IMF Survey: Tax Policies Made Countries More Vulnerable to Crisis
June 16, 2009
- Tax policies favored debt rather than equity finance and led to higher leverage
- Tax distortions encouraged development of complex financial arrangements
- Tax reforms to address long-standing distortions are needed once global economic crisis has passed
Tax policies in the advanced economies are likely to have contributed to the global economic crisis by favoring debt financing and encouraging the use of complex financial instruments and arrangements, an IMF study argues.
GLOBAL FINANCIAL CRISIS
IMF economists examined the role played by tax policy in corporate finance, housing, complex financial arrangements, the use of low-tax jurisdictions and tax havens, risk taking, and the development of asset prices—all of which can have effects on the larger macroeconomy.
The study, titled “Debt Bias and Other Distortions: Crisis-Related Issues in Tax Policy,” discussed at the IMF Executive Board, draws a number of conclusions from a spectrum of country policies and practices.
Debt finance favored
Corporate-level tax biases favoring debt finance, including in the financial sector, are pervasive and often large. By allowing interest payments as a deduction against corporate income tax, but not the cost of equity finance, tax policy has a potential impact on financial stability by leading to higher levels of leverage in the financial system.

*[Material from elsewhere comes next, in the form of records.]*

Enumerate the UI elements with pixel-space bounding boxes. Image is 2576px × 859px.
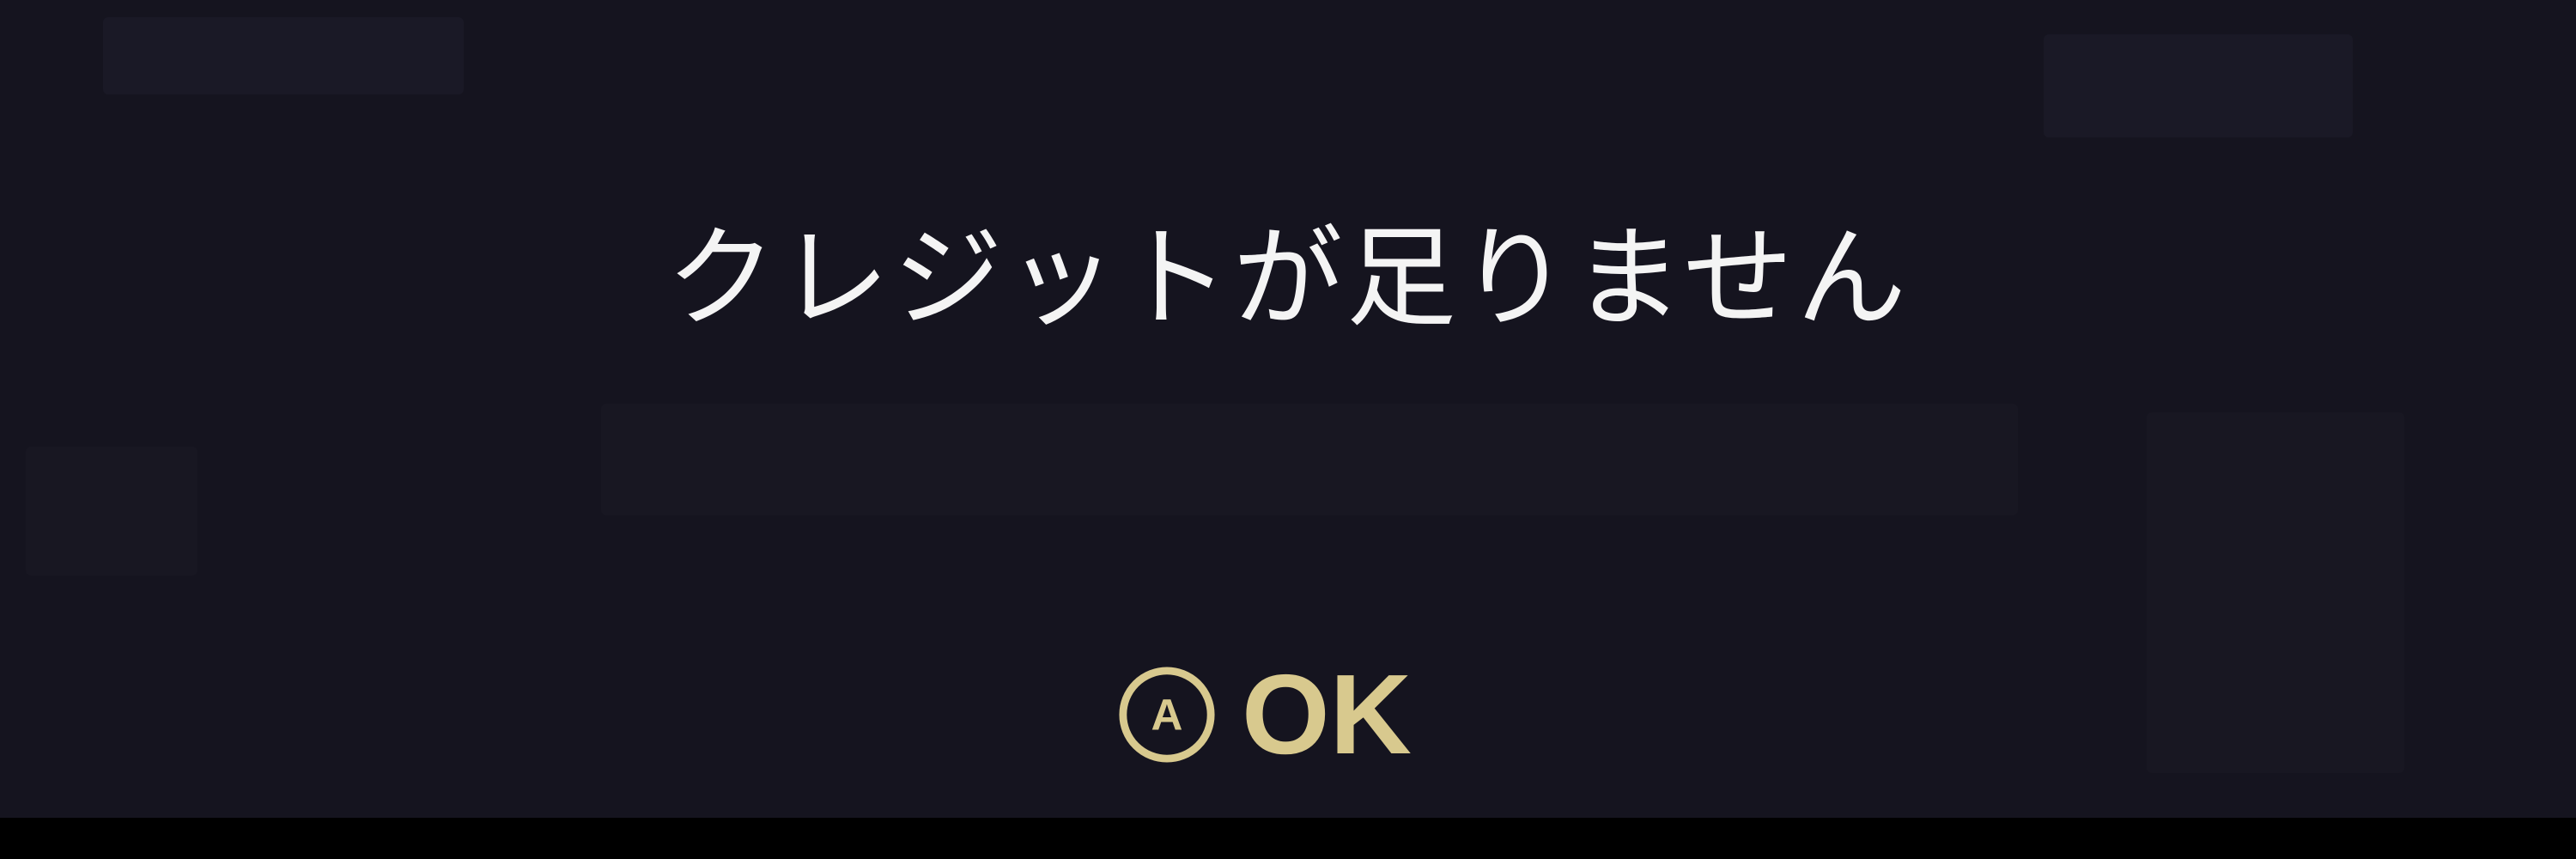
dialog-message: クレジットが足りません (665, 215, 1911, 343)
background-ui-remnant (2044, 34, 2353, 137)
a-button-icon: A (1119, 667, 1215, 763)
game-screen: クレジットが足りません A OK (0, 0, 2576, 859)
background-ui-remnant (103, 17, 464, 94)
a-button-glyph: A (1151, 691, 1183, 740)
letterbox-bar (0, 818, 2576, 859)
insufficient-credits-dialog: クレジットが足りません A OK (0, 0, 2576, 818)
background-ui-remnant (26, 447, 197, 576)
ok-button[interactable]: A OK (1116, 646, 1412, 783)
background-ui-remnant (601, 404, 2018, 515)
background-ui-remnant (2147, 412, 2404, 773)
ok-label: OK (1242, 651, 1412, 777)
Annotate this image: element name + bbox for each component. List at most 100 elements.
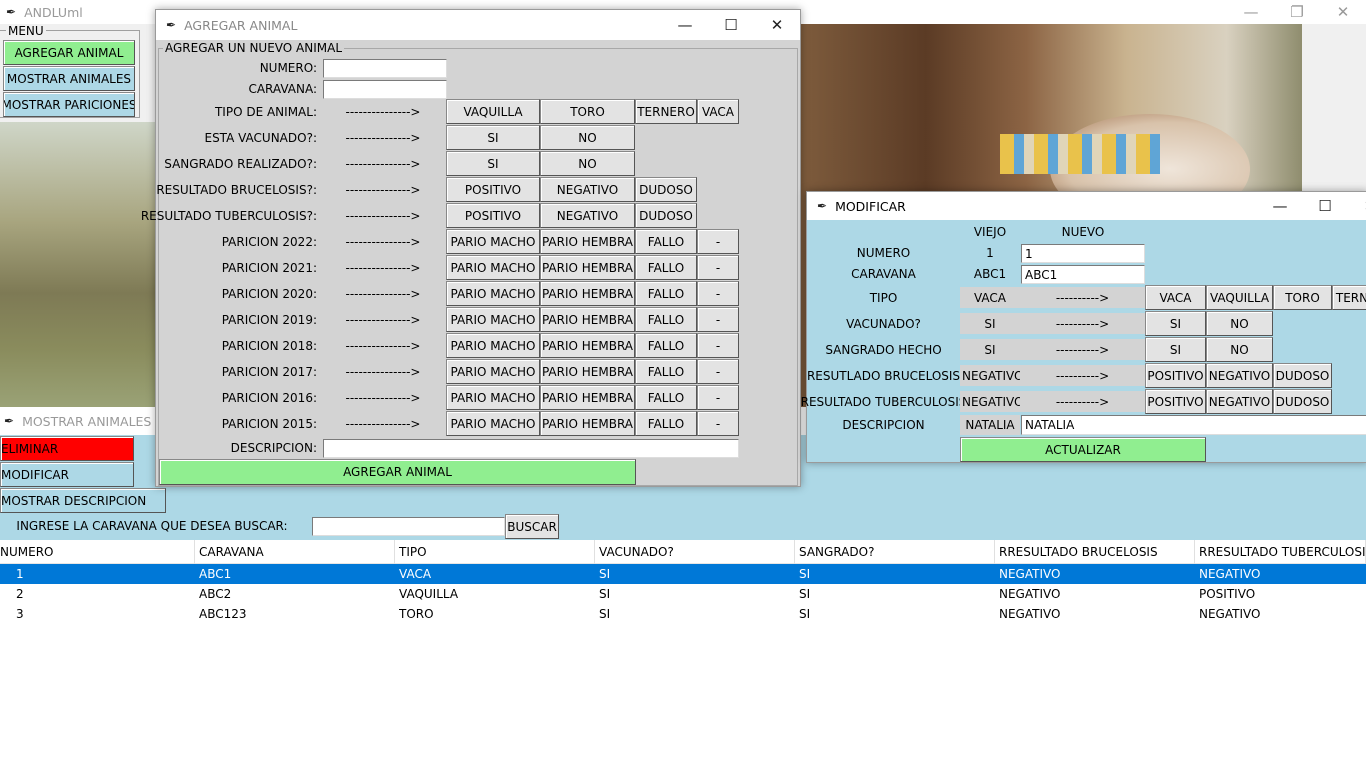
option-button-negativo[interactable]: NEGATIVO bbox=[540, 203, 635, 228]
minimize-icon[interactable]: — bbox=[662, 10, 708, 40]
option-button-vaquilla[interactable]: VAQUILLA bbox=[446, 99, 540, 124]
option-button-dash[interactable]: - bbox=[697, 255, 739, 280]
modificar-titlebar[interactable]: ✒ MODIFICAR — ☐ ✕ bbox=[807, 192, 1366, 220]
caravana-input[interactable] bbox=[323, 80, 447, 99]
option-button-no[interactable]: NO bbox=[540, 151, 635, 176]
minimize-icon[interactable]: — bbox=[1257, 192, 1303, 220]
option-button-pario-macho[interactable]: PARIO MACHO bbox=[446, 229, 540, 254]
option-button-si[interactable]: SI bbox=[446, 151, 540, 176]
option-button-vaca[interactable]: VACA bbox=[697, 99, 739, 124]
option-button-fallo[interactable]: FALLO bbox=[635, 411, 697, 436]
option-button-fallo[interactable]: FALLO bbox=[635, 281, 697, 306]
option-button-positivo[interactable]: POSITIVO bbox=[446, 203, 540, 228]
eliminar-button[interactable]: ELIMINAR bbox=[0, 436, 134, 461]
mod-option-button-dudoso[interactable]: DUDOSO bbox=[1273, 389, 1332, 414]
modificar-button[interactable]: MODIFICAR bbox=[0, 462, 134, 487]
option-button-toro[interactable]: TORO bbox=[540, 99, 635, 124]
option-button-dash[interactable]: - bbox=[697, 411, 739, 436]
mod-option-button-tern[interactable]: TERN bbox=[1332, 285, 1366, 310]
agregar-row-label-resultado-brucelosis: RESULTADO BRUCELOSIS?: bbox=[156, 183, 317, 197]
col-tuberculosis-header[interactable]: RRESULTADO TUBERCULOSIS bbox=[1195, 540, 1366, 564]
option-button-si[interactable]: SI bbox=[446, 125, 540, 150]
mod-option-button-vaca[interactable]: VACA bbox=[1145, 285, 1206, 310]
option-button-pario-macho[interactable]: PARIO MACHO bbox=[446, 281, 540, 306]
mod-option-button-negativo[interactable]: NEGATIVO bbox=[1206, 389, 1273, 414]
option-button-fallo[interactable]: FALLO bbox=[635, 359, 697, 384]
table-row[interactable]: 2 ABC2 VAQUILLA SI SI NEGATIVO POSITIVO bbox=[0, 584, 1366, 604]
buscar-button[interactable]: BUSCAR bbox=[505, 514, 559, 539]
mostrar-pariciones-menu-button[interactable]: MOSTRAR PARICIONES bbox=[3, 92, 135, 117]
col-brucelosis-header[interactable]: RRESULTADO BRUCELOSIS bbox=[995, 540, 1195, 564]
mod-option-button-si[interactable]: SI bbox=[1145, 337, 1206, 362]
maximize-icon[interactable]: ☐ bbox=[1302, 192, 1348, 220]
mod-option-button-si[interactable]: SI bbox=[1145, 311, 1206, 336]
mod-option-button-no[interactable]: NO bbox=[1206, 311, 1273, 336]
col-tipo-header[interactable]: TIPO bbox=[395, 540, 595, 564]
mod-option-button-dudoso[interactable]: DUDOSO bbox=[1273, 363, 1332, 388]
option-button-pario-hembra[interactable]: PARIO HEMBRA bbox=[540, 359, 635, 384]
option-button-dudoso[interactable]: DUDOSO bbox=[635, 203, 697, 228]
option-button-dash[interactable]: - bbox=[697, 385, 739, 410]
option-button-pario-hembra[interactable]: PARIO HEMBRA bbox=[540, 333, 635, 358]
col-caravana-header[interactable]: CARAVANA bbox=[195, 540, 395, 564]
option-button-dudoso[interactable]: DUDOSO bbox=[635, 177, 697, 202]
option-button-dash[interactable]: - bbox=[697, 281, 739, 306]
option-button-pario-hembra[interactable]: PARIO HEMBRA bbox=[540, 307, 635, 332]
option-button-pario-macho[interactable]: PARIO MACHO bbox=[446, 359, 540, 384]
option-button-positivo[interactable]: POSITIVO bbox=[446, 177, 540, 202]
mod-option-button-positivo[interactable]: POSITIVO bbox=[1145, 363, 1206, 388]
close-icon[interactable]: ✕ bbox=[754, 10, 800, 40]
option-button-dash[interactable]: - bbox=[697, 307, 739, 332]
option-button-no[interactable]: NO bbox=[540, 125, 635, 150]
actualizar-button[interactable]: ACTUALIZAR bbox=[960, 437, 1206, 462]
option-button-fallo[interactable]: FALLO bbox=[635, 385, 697, 410]
mod-option-button-toro[interactable]: TORO bbox=[1273, 285, 1332, 310]
option-button-pario-macho[interactable]: PARIO MACHO bbox=[446, 255, 540, 280]
option-button-pario-macho[interactable]: PARIO MACHO bbox=[446, 411, 540, 436]
col-numero-header[interactable]: NUMERO bbox=[0, 540, 195, 564]
close-icon[interactable]: ✕ bbox=[1347, 192, 1366, 220]
agregar-animal-menu-button[interactable]: AGREGAR ANIMAL bbox=[3, 40, 135, 65]
descripcion-input[interactable] bbox=[323, 439, 739, 458]
option-button-fallo[interactable]: FALLO bbox=[635, 255, 697, 280]
mod-descripcion-input[interactable]: NATALIA bbox=[1021, 415, 1366, 435]
option-button-dash[interactable]: - bbox=[697, 333, 739, 358]
mod-option-button-no[interactable]: NO bbox=[1206, 337, 1273, 362]
table-cell: 2 bbox=[16, 587, 24, 601]
option-button-fallo[interactable]: FALLO bbox=[635, 333, 697, 358]
option-button-pario-macho[interactable]: PARIO MACHO bbox=[446, 333, 540, 358]
mod-option-button-positivo[interactable]: POSITIVO bbox=[1145, 389, 1206, 414]
agregar-animal-submit-button[interactable]: AGREGAR ANIMAL bbox=[159, 459, 636, 485]
agregar-window-title: AGREGAR ANIMAL bbox=[184, 17, 298, 33]
close-icon[interactable]: ✕ bbox=[1320, 0, 1366, 24]
option-button-ternero[interactable]: TERNERO bbox=[635, 99, 697, 124]
option-button-pario-macho[interactable]: PARIO MACHO bbox=[446, 385, 540, 410]
mostrar-descripcion-button[interactable]: MOSTRAR DESCRIPCION bbox=[0, 488, 166, 513]
option-button-pario-hembra[interactable]: PARIO HEMBRA bbox=[540, 411, 635, 436]
mostrar-animales-menu-button[interactable]: MOSTRAR ANIMALES bbox=[3, 66, 135, 91]
option-button-fallo[interactable]: FALLO bbox=[635, 307, 697, 332]
option-button-dash[interactable]: - bbox=[697, 359, 739, 384]
mod-option-button-vaquilla[interactable]: VAQUILLA bbox=[1206, 285, 1273, 310]
agregar-titlebar[interactable]: ✒ AGREGAR ANIMAL — ☐ ✕ bbox=[156, 10, 800, 40]
option-button-dash[interactable]: - bbox=[697, 229, 739, 254]
table-row[interactable]: 3 ABC123 TORO SI SI NEGATIVO NEGATIVO bbox=[0, 604, 1366, 624]
option-button-pario-macho[interactable]: PARIO MACHO bbox=[446, 307, 540, 332]
table-row[interactable]: 1 ABC1 VACA SI SI NEGATIVO NEGATIVO bbox=[0, 564, 1366, 584]
mod-option-button-negativo[interactable]: NEGATIVO bbox=[1206, 363, 1273, 388]
option-button-negativo[interactable]: NEGATIVO bbox=[540, 177, 635, 202]
search-input[interactable] bbox=[312, 517, 505, 536]
option-button-pario-hembra[interactable]: PARIO HEMBRA bbox=[540, 255, 635, 280]
option-button-pario-hembra[interactable]: PARIO HEMBRA bbox=[540, 229, 635, 254]
option-button-pario-hembra[interactable]: PARIO HEMBRA bbox=[540, 281, 635, 306]
restore-icon[interactable]: ❐ bbox=[1274, 0, 1320, 24]
maximize-icon[interactable]: ☐ bbox=[708, 10, 754, 40]
minimize-icon[interactable]: — bbox=[1228, 0, 1274, 24]
mod-caravana-input[interactable]: ABC1 bbox=[1021, 265, 1145, 284]
option-button-fallo[interactable]: FALLO bbox=[635, 229, 697, 254]
option-button-pario-hembra[interactable]: PARIO HEMBRA bbox=[540, 385, 635, 410]
mod-numero-input[interactable]: 1 bbox=[1021, 244, 1145, 263]
col-sangrado-header[interactable]: SANGRADO? bbox=[795, 540, 995, 564]
numero-input[interactable] bbox=[323, 59, 447, 78]
col-vacunado-header[interactable]: VACUNADO? bbox=[595, 540, 795, 564]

Given the large damage from excess leverage, including through effects on the balance of payments, the study considers a range of possible remedies. One would be by allowing a deduction not only for interest on debt but for a notional return on equity. Some countries, including Brazil, Italy, Austria, Belgium, and Croatia, have adopted this approach (or variants), with results that are widely seen as positive.
Mortgage Tax Breaks
Mortgage interest relief for owner occupied housing, in countries which still retain this deduction, may well have encouraged heavy household leverage, though tax policy was not the main driver behind housing price bubbles over the past decade.
The IMF said in the short term, creating more tax breaks for housing should be avoided and, when housing markets recover, long-advocated reforms such as phasing out mortgage interest tax relief—which experience shows can be done without undue difficulty—will need serious attention.
Role of securitization and other financial innovation
The development of complex financial instruments has been encouraged by a search for ways to avoid taxes. Instruments like swaps and deep discount securities, for instance, can be used solely for that purpose. Tax policy in some cases facilitated securitization, but there is no evidence that it drove its widespread use in the lead up to the crash of the housing market, the IMF paper said. Much remains to be learnt in this area, including on the circumstances in which tax-driven innovation reduces the cost of underlying tax distortions and when, to the contrary, it amplifies underlying difficulties.
While the salaries and stock option compensation of CEOs have garnered much attention in the wake of the economic crisis, the IMF study found that tax policy has not systematically favored the use of stock options. Country practice varies widely, however, and other tax rules in the United States, for instance, are likely to have encouraged widespread use of performance-related pay.
Tax policy has been used to affect asset prices in many countries. The study emphasizes, however, that these effects can be complex and hard to predict. The paper concludes that regulatory measures will often be a better way to deal with unwelcome asset price developments.